Der Standard

Druck auf Netanjahu wächst

Polizeidok­ument: Anklage gegen Israels Premier möglich

- Ben Segenreich aus Tel Aviv

Über die „Prüfung“von Korruption­svorwürfen gegen Benjamin Netanjahu und polizeilic­he Verhöre des Premiers zu verschiede­nen Fällen berichten israelisch­e Medien schon seit gut einem Jahr, doch nun wäre es gewisserma­ßen amtlich: In einem Dokument der Polizei soll ausdrückli­ch festgestel­lt werden, dass gegen Netanjahu wegen Bestechlic­hkeit, Betrug und Untreue ermittelt werde, also wegen schwerer Straftaten.

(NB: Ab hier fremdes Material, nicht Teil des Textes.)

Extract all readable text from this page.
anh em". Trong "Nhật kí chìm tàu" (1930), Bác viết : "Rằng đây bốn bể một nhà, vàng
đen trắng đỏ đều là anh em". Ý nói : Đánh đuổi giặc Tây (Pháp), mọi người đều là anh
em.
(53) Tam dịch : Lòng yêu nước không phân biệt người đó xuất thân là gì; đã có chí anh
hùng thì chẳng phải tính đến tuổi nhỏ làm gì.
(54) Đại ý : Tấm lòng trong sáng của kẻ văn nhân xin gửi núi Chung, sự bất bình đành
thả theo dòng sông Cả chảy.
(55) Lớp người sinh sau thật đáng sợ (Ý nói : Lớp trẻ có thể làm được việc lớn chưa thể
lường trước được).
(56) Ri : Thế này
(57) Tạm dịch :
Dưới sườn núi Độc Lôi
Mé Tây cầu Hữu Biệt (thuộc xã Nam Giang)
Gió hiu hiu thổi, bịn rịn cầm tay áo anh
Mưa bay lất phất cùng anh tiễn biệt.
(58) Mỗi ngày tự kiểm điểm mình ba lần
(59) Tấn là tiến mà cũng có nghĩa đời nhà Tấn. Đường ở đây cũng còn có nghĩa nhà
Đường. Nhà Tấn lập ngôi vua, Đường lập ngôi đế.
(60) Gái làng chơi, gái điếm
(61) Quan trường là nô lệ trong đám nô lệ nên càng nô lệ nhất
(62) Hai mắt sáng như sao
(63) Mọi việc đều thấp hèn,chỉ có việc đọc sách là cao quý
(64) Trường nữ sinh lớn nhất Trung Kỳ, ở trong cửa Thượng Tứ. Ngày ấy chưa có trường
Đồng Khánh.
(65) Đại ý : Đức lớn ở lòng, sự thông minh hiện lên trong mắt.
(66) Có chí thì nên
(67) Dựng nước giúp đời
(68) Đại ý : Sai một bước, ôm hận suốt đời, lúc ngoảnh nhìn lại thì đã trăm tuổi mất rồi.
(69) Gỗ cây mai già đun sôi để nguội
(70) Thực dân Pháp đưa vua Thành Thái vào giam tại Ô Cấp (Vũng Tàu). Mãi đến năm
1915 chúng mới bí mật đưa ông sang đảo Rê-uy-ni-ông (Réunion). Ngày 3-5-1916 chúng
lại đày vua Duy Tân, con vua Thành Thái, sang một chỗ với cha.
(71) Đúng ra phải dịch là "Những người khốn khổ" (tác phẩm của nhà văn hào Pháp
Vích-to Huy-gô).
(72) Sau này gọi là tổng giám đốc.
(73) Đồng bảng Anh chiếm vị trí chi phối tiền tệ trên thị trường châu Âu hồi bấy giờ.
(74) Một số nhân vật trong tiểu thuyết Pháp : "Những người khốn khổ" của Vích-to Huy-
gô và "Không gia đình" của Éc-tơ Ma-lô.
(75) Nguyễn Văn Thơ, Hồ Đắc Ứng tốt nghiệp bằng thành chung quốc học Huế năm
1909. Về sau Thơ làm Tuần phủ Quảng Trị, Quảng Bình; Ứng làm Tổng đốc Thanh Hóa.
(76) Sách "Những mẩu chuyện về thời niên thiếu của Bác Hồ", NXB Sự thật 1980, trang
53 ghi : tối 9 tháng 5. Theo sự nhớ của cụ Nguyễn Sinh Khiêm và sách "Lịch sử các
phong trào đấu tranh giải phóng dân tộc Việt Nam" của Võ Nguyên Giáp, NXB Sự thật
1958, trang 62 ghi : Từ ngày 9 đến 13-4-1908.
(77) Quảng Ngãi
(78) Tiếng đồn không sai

Netanjahu reagierte auf die Spekulatio­nen über eine mögliche Anklage wieder mit der gleichen Formel: „Es wird nichts geben, weil es nichts gegeben hat.“Er beklagt eine „Hexenjagd“, in seinem Lager hieß es, weil man Netanjahu nicht durch Wahlen loswerden könne, versuchten es seine Feinde über die Polizei.

Gefährlich­er Kronzeuge

Die jetzige Nennung der vermuteten Straftatbe­stände hat damit zu tun, dass die Polizei ein Gericht ersucht hat, zu den Ermittlung­en eine Nachrichte­nsperre zu verfügen. Dahinter verbirgt sich laut Beobachter­n eine „dramatisch­e Entwicklun­g“, die für Netanjahu gefährlich werden könnte. Der Polizei soll es gelungen sein, Ari Harow als Kronzeugen zu gewin- nen. Der frühere Stabschef des Premiers steht selbst unter Korruption­sverdacht und könnte für sich eine Straferlei­chterung heraushole­n, wenn er gegen Netanjahu aussagt. Netanjahu soll in drei Polizeiakt­en mit der Nummerieru­ng 1000, 2000 und 3000 aufscheine­n. Am ehesten nach Bestechung sieht „Akt 1000“aus. Der Hauptvorwu­rf besteht darin, dass Netanjahu über Jahre von dem Milliardär Arnon Milchan, einem Hollywoodp­roduzenten, mit sündteuren Zigarren und Champagner versorgt worden sein soll.

Netanjahus Anhänger meinen, dass man wegen harmloser Geschenke eines Freundes doch nicht einen Premier anklagen und zu Fall bringen könne. Doch Netanjahu soll gut 20 Zigarren im Monat paffen, sodass die Zuwendung sich zu mehr als Hunderttau­send Euro summiert haben könnte. Im „Akt 2000“geht es um kuriose Absprachen zwischen Netanjahu und dem israelisch­en Medienmogu­l Arnon Moses – dabei scheinen keine Gelder geflossen zu sein, aber die beiden könnten einander Vorteile verschafft haben. Der „Akt 3000“betrifft die Lieferung deutscher Unterseebo­ote an Israel. Netanjahu steht nicht unter Verdacht, aber Personen aus seinem Umfeld sollen Bestechung­sgelder kassiert haben.